OPUS: Towards Efficient and Principled Data Selection in Large Language Model Pre-training in Every Iteration

As high-quality public text approaches exhaustion, a phenomenon known as the Data Wall, pre-training is shifting from more tokens to better tokens. However, existing methods either rely on heuristic static filters that ignore training dynamics, or use dynamic yet optimizer-agnostic criteria based on raw gradients. We propose OPUS (Optimizer-induced Projected Utility Selection), a dynamic data selection framework that defines utility in the optimizer-induced update space. OPUS scores candidates by projecting their effective updates, shaped by modern optimizers, onto a target direction derived from a stable, in-distribution proxy. To ensure scalability, we employ Ghost technique with CountSketch for computational efficiency, and Boltzmann sampling for data diversity, incurring only 4.7\% additional compute overhead. OPUS achieves remarkable results across diverse corpora, quality tiers, optimizers, and model scales. In pre-training of GPT-2 Large/XL on FineWeb and FineWeb-Edu with 30B tokens, OPUS outperforms industrial-level baselines and even full 200B-token training. Moreover, when combined with industrial-level static filters, OPUS further improves pre-training efficiency, even with lower-quality data. Furthermore, in continued pre-training of Qwen3-8B-Base on SciencePedia, OPUS achieves superior performance using only 0.5B tokens compared to full training with 3B tokens, demonstrating significant data efficiency gains in specialized domains.

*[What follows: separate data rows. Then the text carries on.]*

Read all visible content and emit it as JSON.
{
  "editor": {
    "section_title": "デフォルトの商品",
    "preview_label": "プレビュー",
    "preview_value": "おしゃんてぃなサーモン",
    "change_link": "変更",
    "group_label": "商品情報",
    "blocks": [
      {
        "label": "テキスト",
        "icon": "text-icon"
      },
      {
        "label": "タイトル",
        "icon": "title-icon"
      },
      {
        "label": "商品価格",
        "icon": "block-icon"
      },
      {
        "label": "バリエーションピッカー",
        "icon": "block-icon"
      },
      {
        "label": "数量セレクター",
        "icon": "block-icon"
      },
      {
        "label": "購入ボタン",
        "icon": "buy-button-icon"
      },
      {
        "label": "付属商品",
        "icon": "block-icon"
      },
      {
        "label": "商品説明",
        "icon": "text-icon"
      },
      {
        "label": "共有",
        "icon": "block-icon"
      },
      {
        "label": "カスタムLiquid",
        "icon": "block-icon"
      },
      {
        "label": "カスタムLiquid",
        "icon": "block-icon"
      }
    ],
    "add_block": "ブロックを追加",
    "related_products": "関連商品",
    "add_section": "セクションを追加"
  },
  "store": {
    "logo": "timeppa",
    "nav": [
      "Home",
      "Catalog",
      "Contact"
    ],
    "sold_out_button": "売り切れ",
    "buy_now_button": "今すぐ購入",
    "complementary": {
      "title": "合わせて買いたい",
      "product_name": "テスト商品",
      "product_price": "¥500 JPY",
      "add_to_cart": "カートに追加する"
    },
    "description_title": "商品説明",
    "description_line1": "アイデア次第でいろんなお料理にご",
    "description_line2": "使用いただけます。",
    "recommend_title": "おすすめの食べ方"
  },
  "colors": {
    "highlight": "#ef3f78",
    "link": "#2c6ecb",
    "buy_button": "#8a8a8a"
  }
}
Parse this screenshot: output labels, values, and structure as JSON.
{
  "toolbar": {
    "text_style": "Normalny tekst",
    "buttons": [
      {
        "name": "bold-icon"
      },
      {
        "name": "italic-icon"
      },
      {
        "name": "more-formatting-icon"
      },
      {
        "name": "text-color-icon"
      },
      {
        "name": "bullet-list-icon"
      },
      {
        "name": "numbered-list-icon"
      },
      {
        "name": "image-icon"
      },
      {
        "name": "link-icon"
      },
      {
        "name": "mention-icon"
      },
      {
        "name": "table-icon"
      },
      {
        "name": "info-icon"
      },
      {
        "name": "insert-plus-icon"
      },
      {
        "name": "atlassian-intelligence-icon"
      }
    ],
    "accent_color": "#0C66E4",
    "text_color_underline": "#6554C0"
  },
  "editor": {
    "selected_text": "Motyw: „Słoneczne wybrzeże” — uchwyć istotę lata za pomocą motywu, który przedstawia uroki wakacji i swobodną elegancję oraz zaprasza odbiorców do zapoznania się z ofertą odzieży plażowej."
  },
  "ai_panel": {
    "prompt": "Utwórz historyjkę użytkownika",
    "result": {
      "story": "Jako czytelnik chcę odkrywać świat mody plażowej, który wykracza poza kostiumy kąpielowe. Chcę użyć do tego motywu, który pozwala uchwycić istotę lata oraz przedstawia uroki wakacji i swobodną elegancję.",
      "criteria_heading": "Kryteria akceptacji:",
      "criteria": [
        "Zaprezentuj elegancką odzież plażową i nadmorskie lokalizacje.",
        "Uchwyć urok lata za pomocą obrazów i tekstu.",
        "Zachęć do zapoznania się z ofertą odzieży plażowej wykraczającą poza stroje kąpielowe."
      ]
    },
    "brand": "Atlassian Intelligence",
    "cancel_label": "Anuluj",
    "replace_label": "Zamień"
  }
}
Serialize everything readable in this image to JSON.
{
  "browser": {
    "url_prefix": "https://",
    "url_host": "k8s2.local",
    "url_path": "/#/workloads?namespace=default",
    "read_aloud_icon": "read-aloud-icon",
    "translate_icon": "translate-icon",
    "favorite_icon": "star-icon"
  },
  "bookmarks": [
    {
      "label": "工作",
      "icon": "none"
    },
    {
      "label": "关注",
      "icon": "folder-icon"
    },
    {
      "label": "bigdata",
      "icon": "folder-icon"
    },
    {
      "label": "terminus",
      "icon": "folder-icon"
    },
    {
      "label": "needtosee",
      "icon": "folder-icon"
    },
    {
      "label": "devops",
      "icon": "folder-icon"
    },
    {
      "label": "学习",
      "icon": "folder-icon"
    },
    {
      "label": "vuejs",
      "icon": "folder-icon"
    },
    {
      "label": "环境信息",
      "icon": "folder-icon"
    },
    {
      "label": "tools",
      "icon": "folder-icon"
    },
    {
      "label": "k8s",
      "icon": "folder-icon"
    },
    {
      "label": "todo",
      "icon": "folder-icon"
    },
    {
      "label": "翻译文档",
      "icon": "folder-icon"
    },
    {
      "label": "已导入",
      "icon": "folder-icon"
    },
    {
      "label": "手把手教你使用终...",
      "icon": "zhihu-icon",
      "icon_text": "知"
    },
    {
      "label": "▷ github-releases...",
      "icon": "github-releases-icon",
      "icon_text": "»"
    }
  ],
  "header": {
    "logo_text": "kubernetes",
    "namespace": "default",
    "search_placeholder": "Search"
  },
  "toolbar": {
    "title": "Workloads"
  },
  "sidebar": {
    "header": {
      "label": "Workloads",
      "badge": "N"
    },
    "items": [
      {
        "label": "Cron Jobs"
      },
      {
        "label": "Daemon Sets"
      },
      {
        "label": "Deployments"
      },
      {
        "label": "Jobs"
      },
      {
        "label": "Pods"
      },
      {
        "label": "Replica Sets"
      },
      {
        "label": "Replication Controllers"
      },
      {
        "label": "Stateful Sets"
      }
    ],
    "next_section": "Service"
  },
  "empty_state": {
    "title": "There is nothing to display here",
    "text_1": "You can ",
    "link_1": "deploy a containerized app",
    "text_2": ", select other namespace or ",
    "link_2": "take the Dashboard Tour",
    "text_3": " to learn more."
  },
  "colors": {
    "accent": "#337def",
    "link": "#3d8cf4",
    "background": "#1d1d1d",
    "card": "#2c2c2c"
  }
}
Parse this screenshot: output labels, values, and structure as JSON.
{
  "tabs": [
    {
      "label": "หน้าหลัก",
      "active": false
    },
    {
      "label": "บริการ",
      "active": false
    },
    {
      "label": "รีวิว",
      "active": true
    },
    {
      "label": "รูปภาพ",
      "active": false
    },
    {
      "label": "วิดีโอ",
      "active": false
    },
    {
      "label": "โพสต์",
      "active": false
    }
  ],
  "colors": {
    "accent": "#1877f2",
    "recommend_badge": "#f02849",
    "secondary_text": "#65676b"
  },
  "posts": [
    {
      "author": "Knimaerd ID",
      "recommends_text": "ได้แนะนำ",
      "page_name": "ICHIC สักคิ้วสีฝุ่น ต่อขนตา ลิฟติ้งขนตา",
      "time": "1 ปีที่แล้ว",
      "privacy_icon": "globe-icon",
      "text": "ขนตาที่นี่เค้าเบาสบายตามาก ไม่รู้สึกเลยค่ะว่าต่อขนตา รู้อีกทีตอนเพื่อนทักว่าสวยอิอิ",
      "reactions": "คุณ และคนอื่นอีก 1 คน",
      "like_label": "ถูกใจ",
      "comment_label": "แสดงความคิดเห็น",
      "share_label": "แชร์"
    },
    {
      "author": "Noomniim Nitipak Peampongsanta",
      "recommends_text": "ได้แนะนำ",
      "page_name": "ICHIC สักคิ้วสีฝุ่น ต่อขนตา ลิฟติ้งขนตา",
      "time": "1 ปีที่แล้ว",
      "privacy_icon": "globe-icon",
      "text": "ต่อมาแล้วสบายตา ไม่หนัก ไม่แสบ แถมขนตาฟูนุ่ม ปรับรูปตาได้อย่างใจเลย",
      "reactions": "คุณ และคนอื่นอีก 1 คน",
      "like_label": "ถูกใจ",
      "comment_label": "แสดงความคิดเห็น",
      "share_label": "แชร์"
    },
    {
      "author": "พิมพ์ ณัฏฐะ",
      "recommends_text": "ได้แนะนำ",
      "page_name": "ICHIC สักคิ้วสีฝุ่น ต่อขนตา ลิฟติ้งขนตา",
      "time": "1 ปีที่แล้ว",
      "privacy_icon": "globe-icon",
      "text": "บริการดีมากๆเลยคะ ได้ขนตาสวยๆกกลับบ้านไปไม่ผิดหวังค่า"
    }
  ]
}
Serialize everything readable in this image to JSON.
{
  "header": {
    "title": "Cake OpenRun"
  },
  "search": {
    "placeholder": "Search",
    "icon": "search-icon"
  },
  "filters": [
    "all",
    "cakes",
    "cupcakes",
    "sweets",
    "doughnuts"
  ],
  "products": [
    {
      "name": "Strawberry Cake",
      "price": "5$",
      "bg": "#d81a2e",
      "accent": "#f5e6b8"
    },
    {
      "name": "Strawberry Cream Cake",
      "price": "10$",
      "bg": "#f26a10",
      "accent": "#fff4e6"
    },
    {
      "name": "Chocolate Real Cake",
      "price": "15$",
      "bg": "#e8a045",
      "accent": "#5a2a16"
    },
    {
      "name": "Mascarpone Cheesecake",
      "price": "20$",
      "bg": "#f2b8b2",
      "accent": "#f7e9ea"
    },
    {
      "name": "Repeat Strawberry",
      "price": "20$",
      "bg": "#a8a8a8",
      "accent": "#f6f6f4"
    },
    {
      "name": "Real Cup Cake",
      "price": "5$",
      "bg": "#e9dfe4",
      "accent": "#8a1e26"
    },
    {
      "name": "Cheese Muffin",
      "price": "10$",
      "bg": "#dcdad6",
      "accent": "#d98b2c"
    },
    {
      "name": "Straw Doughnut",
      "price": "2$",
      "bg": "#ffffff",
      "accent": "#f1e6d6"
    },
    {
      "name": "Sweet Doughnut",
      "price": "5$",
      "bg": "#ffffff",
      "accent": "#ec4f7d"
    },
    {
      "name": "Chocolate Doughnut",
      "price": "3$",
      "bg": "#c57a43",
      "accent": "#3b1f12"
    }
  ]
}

翻译：随着高质量公开文本资源趋于枯竭（即“数据墙”现象），预训练范式正从追求更多标记转向寻求更优标记。然而，现有方法要么依赖于忽视训练动态的启发式静态过滤器，要么采用基于原始梯度、虽具动态性却与优化器无关的评判标准。本文提出OPUS（优化器诱导的投影效用选择），一种在优化器诱导的更新空间中定义效用的动态数据选择框架。OPUS通过将候选数据在现代优化器作用下形成的有效更新，投影到源自稳定、同分布代理目标的方向上，从而对候选数据进行评分。为确保可扩展性，我们采用结合CountSketch的Ghost技术以提升计算效率，并利用玻尔兹曼采样保障数据多样性，仅产生4.7%的额外计算开销。OPUS在多样化的语料库、质量层级、优化器及模型规模上均取得了显著成果。在FineWeb与FineWeb-Edu语料上使用300亿标记对GPT-2 Large/XL进行预训练时，OPUS超越了工业级基线方法，甚至优于使用完整2000亿标记的训练效果。此外，当与工业级静态过滤器结合使用时，OPUS能进一步提升预训练效率，即使在数据质量较低的情况下亦然。进一步地，在SciencePedia语料上对Qwen3-8B-Base进行持续预训练时，OPUS仅使用5亿标记即达到了使用完整30亿标记训练所获得的性能，展示了其在专业领域中显著的数据效率优势。